Paper 2012/622

Resolving the conflict between generality and plausibility in verified computation

Srinath Setty, Benjamin Braun, Victor Vu, Andrew J. Blumberg, Bryan Parno, and Michael Walfish

Abstract

The area of proof-based verified computation (outsourced computation built atop probabilistically checkable proofs and cryptographic machinery) has lately seen renewed interest. Although recent work has made great strides in reducing the overhead of naive applications of the theory, these schemes still cannot be considered practical. A core issue is that the work for the prover is immense, in general; it is near-practical only for hand-compiled computations that can be expressed in special forms.
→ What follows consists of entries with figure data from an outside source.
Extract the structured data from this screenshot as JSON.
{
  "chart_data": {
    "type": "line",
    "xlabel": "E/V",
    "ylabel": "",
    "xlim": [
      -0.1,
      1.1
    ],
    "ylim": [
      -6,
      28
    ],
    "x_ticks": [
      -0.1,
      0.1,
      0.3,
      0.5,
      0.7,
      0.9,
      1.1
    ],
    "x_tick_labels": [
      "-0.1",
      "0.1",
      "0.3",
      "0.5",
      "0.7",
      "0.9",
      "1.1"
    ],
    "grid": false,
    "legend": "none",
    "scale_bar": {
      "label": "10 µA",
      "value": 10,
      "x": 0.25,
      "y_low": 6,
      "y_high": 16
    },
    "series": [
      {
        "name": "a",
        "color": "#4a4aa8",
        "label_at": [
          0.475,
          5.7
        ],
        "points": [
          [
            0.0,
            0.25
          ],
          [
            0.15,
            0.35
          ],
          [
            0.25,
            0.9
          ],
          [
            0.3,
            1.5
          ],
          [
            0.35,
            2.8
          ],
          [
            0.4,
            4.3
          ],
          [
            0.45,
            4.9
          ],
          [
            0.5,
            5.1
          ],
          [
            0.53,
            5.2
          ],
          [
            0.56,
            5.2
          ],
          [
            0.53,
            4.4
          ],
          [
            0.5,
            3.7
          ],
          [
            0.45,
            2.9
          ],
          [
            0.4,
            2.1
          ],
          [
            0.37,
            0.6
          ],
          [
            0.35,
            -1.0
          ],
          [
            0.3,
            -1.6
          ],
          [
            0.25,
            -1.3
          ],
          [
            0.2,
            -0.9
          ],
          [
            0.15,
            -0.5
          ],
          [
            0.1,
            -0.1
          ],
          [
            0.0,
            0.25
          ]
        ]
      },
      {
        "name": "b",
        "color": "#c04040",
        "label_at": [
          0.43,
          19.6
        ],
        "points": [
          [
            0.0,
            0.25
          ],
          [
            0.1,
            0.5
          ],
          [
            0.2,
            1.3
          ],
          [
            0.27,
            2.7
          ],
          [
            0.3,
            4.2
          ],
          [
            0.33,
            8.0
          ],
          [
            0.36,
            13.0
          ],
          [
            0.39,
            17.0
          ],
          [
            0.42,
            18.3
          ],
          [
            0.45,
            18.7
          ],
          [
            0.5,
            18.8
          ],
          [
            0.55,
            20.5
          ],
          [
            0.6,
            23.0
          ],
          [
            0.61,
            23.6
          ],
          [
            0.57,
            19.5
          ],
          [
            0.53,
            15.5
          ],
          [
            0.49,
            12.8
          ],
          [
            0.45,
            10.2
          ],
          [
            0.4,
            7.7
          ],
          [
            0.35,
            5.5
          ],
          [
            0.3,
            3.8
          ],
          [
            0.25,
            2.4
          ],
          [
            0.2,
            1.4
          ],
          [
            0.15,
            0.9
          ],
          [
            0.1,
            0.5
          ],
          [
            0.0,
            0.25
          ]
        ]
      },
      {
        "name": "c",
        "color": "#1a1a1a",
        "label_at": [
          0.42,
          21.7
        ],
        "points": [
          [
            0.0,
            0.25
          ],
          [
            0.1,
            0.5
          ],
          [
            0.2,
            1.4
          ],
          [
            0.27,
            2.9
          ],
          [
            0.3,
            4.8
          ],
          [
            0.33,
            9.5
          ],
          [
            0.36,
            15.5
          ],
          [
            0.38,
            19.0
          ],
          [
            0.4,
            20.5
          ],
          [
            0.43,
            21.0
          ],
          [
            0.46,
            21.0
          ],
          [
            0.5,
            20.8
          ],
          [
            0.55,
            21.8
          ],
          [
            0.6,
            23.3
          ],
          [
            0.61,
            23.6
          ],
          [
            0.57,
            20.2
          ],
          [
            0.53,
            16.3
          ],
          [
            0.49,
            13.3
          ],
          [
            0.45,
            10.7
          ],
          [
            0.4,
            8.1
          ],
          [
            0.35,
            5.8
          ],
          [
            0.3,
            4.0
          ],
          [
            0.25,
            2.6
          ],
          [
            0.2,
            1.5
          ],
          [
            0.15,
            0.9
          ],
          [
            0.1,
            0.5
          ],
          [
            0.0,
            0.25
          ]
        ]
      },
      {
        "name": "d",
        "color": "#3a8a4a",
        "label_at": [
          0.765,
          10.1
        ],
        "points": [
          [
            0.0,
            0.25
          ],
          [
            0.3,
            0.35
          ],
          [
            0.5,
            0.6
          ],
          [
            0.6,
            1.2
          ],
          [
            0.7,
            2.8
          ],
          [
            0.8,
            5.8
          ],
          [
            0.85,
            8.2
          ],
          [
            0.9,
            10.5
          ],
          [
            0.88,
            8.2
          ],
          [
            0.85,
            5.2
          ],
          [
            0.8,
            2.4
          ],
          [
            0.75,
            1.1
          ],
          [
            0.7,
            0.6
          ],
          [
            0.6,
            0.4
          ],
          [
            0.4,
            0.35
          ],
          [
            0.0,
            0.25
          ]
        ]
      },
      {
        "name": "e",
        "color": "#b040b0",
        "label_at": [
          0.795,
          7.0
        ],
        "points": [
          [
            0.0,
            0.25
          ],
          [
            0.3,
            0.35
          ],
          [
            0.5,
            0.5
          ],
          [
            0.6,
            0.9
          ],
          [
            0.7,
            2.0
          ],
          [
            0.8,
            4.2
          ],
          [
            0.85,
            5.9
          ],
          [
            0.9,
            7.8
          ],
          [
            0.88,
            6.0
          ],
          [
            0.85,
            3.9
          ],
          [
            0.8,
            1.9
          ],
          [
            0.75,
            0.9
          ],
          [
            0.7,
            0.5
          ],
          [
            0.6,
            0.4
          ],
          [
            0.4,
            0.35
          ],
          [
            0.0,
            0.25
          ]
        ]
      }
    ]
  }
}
This paper addresses that problem. Provided one is willing to batch verification, we develop a protocol that achieves the efficiency of the best manually constructed protocols in the literature yet applies to most computations. Our protocol is built on the observation that the recently-proposed QAPs of Gennaro et al. (ePrint 2012/215) yield a linear PCP that works with the efficient argument protocol of Setty et al. (ePrint 2012/598, Security 2012, NDSS 2012), itself based on the proposal of Ishai et al. (CCC 2007). The consequence is a prover whose total work is not much more than \emph{linear} in the running time of the computation. We implement the protocol in the context of a built system that includes a compiler and a GPU implementation. The result, as indicated by an experimental evaluation, is a system that is {\em almost} usable for real problems---without special-purpose tailoring.

Note: Update proofs, experimental results, and exposition.